Applying for admission to a program for a master’s degree in business administration can be a multi-step process. In the US for example, applicants typically must take the Graduate Management Admission Test (GMAT®), submit an application, and participate in an interview. The MBA personal statement is part of the application. It is an essay designed to provide the applicant with an opportunity to share personal information in a meaningful way. In some cases, it is a critical factor for admissions personnel as they work to determine which applicants they will accept.

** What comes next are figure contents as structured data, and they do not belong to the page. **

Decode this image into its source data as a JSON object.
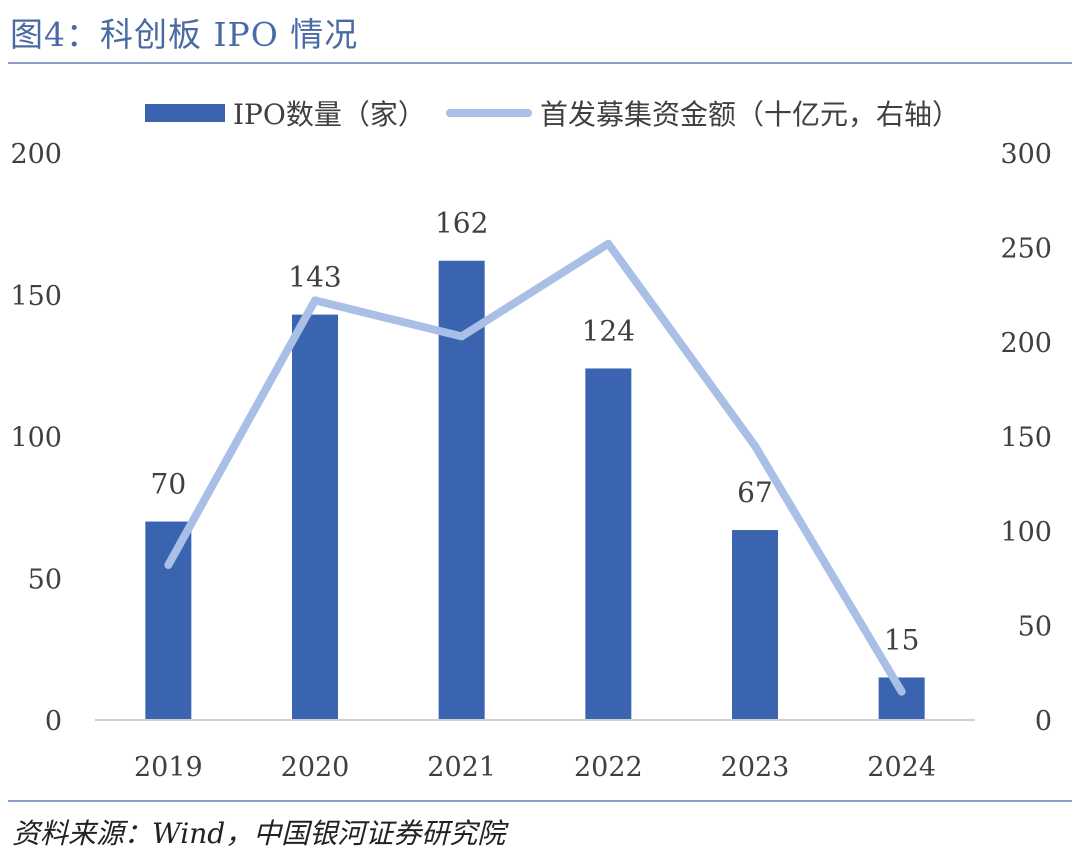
{
  "header": {
    "title": "图4：科创板 IPO 情况"
  },
  "footer": {
    "source": "资料来源：Wind，中国银河证券研究院"
  },
  "chart_data": {
    "type": "bar",
    "categories": [
      "2019",
      "2020",
      "2021",
      "2022",
      "2023",
      "2024"
    ],
    "series": [
      {
        "name": "IPO数量（家）",
        "type": "bar",
        "axis": "left",
        "color": "#3a64b0",
        "values": [
          70,
          143,
          162,
          124,
          67,
          15
        ],
        "data_labels": [
          "70",
          "143",
          "162",
          "124",
          "67",
          "15"
        ]
      },
      {
        "name": "首发募集资金额（十亿元，右轴）",
        "type": "line",
        "axis": "right",
        "color": "#a9bfe6",
        "values": [
          82,
          222,
          203,
          252,
          145,
          15
        ]
      }
    ],
    "y_left": {
      "min": 0,
      "max": 200,
      "ticks": [
        "0",
        "50",
        "100",
        "150",
        "200"
      ]
    },
    "y_right": {
      "min": 0,
      "max": 300,
      "ticks": [
        "0",
        "50",
        "100",
        "150",
        "200",
        "250",
        "300"
      ]
    },
    "legend_position": "top",
    "grid": false
  }
}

Not all schools require personal statements, or personal essays, in their application processes. These schools might base their decisions solely on GMAT scores, undergraduate grades, and other basic information provided in the application. Many schools, however, require a personal statement because they consider it a valuable way to learn more about the applicant, including his or her writing abilities, interests, and thought processes. In some cases, the personal statement component may be an open invitation for the applicant to decide what he or she would like to share with the admissions team. In other cases, the school may pose a specific question for the applicant to answer.

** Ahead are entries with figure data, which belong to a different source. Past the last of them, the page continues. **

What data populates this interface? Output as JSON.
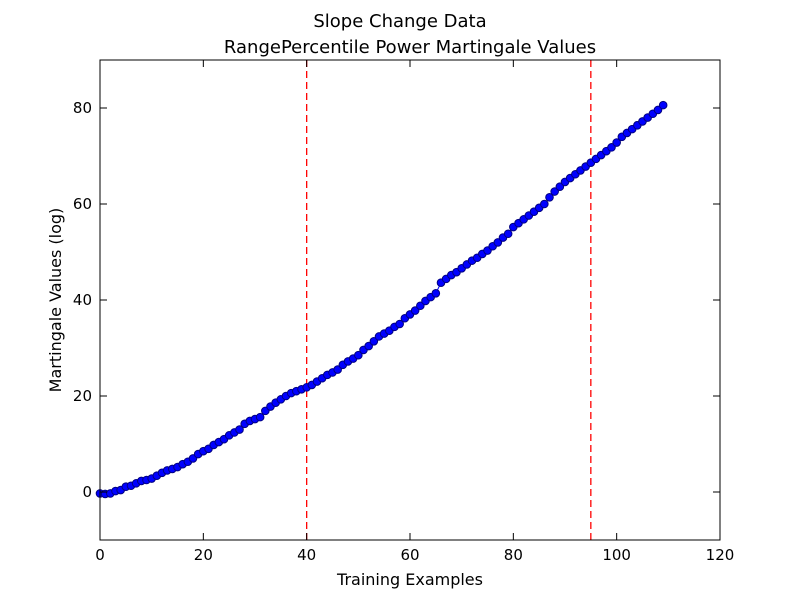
{
  "chart_data": {
    "type": "scatter",
    "title": "Slope Change Data",
    "subtitle": "RangePercentile Power Martingale Values",
    "xlabel": "Training Examples",
    "ylabel": "Martingale Values (log)",
    "xlim": [
      0,
      120
    ],
    "ylim": [
      -10,
      90
    ],
    "xticks": [
      0,
      20,
      40,
      60,
      80,
      100,
      120
    ],
    "yticks": [
      0,
      20,
      40,
      60,
      80
    ],
    "grid": false,
    "legend": "none",
    "colors": {
      "marker_fill": "#0000ff",
      "marker_edge": "#000080",
      "line": "#0000ff",
      "changepoint": "#ff0000"
    },
    "change_points": [
      40,
      95
    ],
    "series": [
      {
        "x": [
          0,
          1,
          2,
          3,
          4,
          5,
          6,
          7,
          8,
          9,
          10,
          11,
          12,
          13,
          14,
          15,
          16,
          17,
          18,
          19,
          20,
          21,
          22,
          23,
          24,
          25,
          26,
          27,
          28,
          29,
          30,
          31,
          32,
          33,
          34,
          35,
          36,
          37,
          38,
          39,
          40,
          41,
          42,
          43,
          44,
          45,
          46,
          47,
          48,
          49,
          50,
          51,
          52,
          53,
          54,
          55,
          56,
          57,
          58,
          59,
          60,
          61,
          62,
          63,
          64,
          65,
          66,
          67,
          68,
          69,
          70,
          71,
          72,
          73,
          74,
          75,
          76,
          77,
          78,
          79,
          80,
          81,
          82,
          83,
          84,
          85,
          86,
          87,
          88,
          89,
          90,
          91,
          92,
          93,
          94,
          95,
          96,
          97,
          98,
          99,
          100,
          101,
          102,
          103,
          104,
          105,
          106,
          107,
          108,
          109
        ],
        "y": [
          -0.3,
          -0.4,
          -0.3,
          0.2,
          0.4,
          1.1,
          1.3,
          1.8,
          2.3,
          2.5,
          2.8,
          3.4,
          4.0,
          4.5,
          4.8,
          5.2,
          5.8,
          6.3,
          7.0,
          7.9,
          8.5,
          9.0,
          9.8,
          10.4,
          11.0,
          11.8,
          12.4,
          13.0,
          14.2,
          14.8,
          15.2,
          15.6,
          16.9,
          17.8,
          18.6,
          19.3,
          20.0,
          20.6,
          21.0,
          21.4,
          21.8,
          22.3,
          23.0,
          23.7,
          24.4,
          24.9,
          25.5,
          26.5,
          27.2,
          27.8,
          28.5,
          29.6,
          30.4,
          31.4,
          32.4,
          33.0,
          33.6,
          34.4,
          35.0,
          36.2,
          37.0,
          37.8,
          38.8,
          39.8,
          40.6,
          41.4,
          43.6,
          44.4,
          45.2,
          45.8,
          46.6,
          47.4,
          48.2,
          48.8,
          49.6,
          50.3,
          51.2,
          52.0,
          53.0,
          53.8,
          55.2,
          56.0,
          56.8,
          57.6,
          58.4,
          59.2,
          60.0,
          61.4,
          62.6,
          63.6,
          64.6,
          65.4,
          66.2,
          67.0,
          67.8,
          68.6,
          69.4,
          70.2,
          71.0,
          71.8,
          72.8,
          74.0,
          74.8,
          75.6,
          76.4,
          77.2,
          78.0,
          78.8,
          79.6,
          80.6
        ]
      }
    ]
  }
}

The content of MBA personal statements can vary greatly. Generally, however, they're fact-oriented essays that focus on the applicant’s education, professional experience, accomplishments, interests and goals. For those schools that don't have an interview component in their application process, the MBA personal statement is the applicant’s sole opportunity to give the admissions team a more well-rounded picture of him or herself. As a result, the MBA personal statement can be pivotal in determining whether or not the applicant will be granted admission to the program.
When selecting a topic for an MBA personal statement, applicants will often consider those things that might separate themselves from their competitors. Major accomplishments — personal or professional, as well as common and uncommon ones — are often a primary focus. Future plans including how the applicant expects to use the MBA might also be a focus of the essay.

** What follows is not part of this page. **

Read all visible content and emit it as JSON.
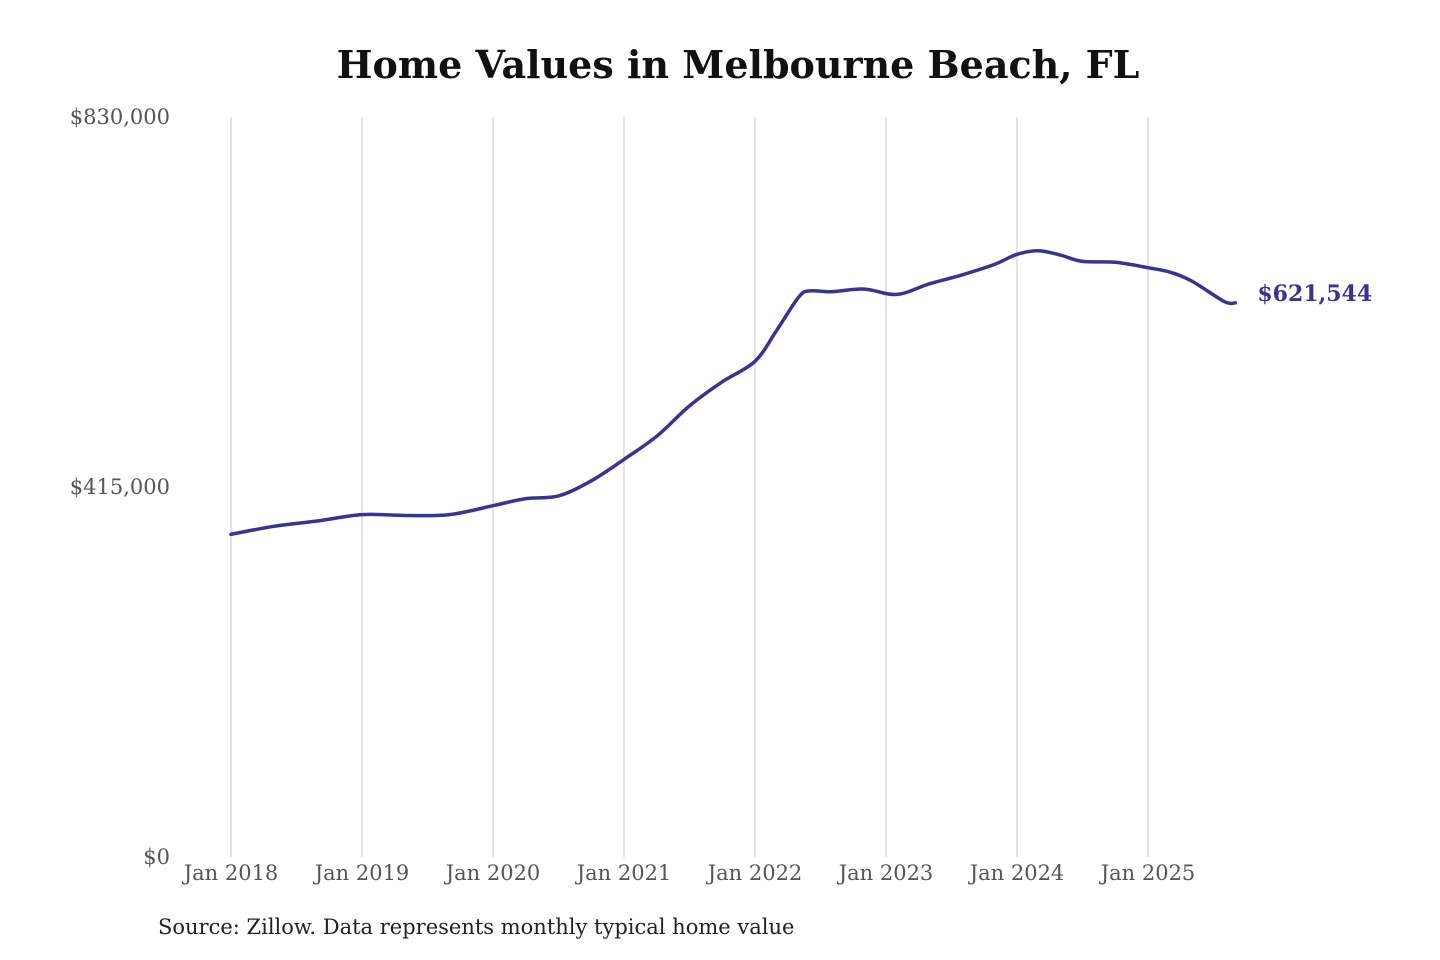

In addition to determining a general focus for their personal statments, MBA applicants often will consult some general do's and don'ts to consider when crafting their essays. Many of the do's simply have to do with the rules of good writing — write in active voice, write in first person, start with an outline, write clearly, include an interesting introduction so the reader's attention is not lost, and write concisely. Common don'ts include: getting defensive about a lower GPA, trying to be funny, including typos, restating what's on the applicant's resume.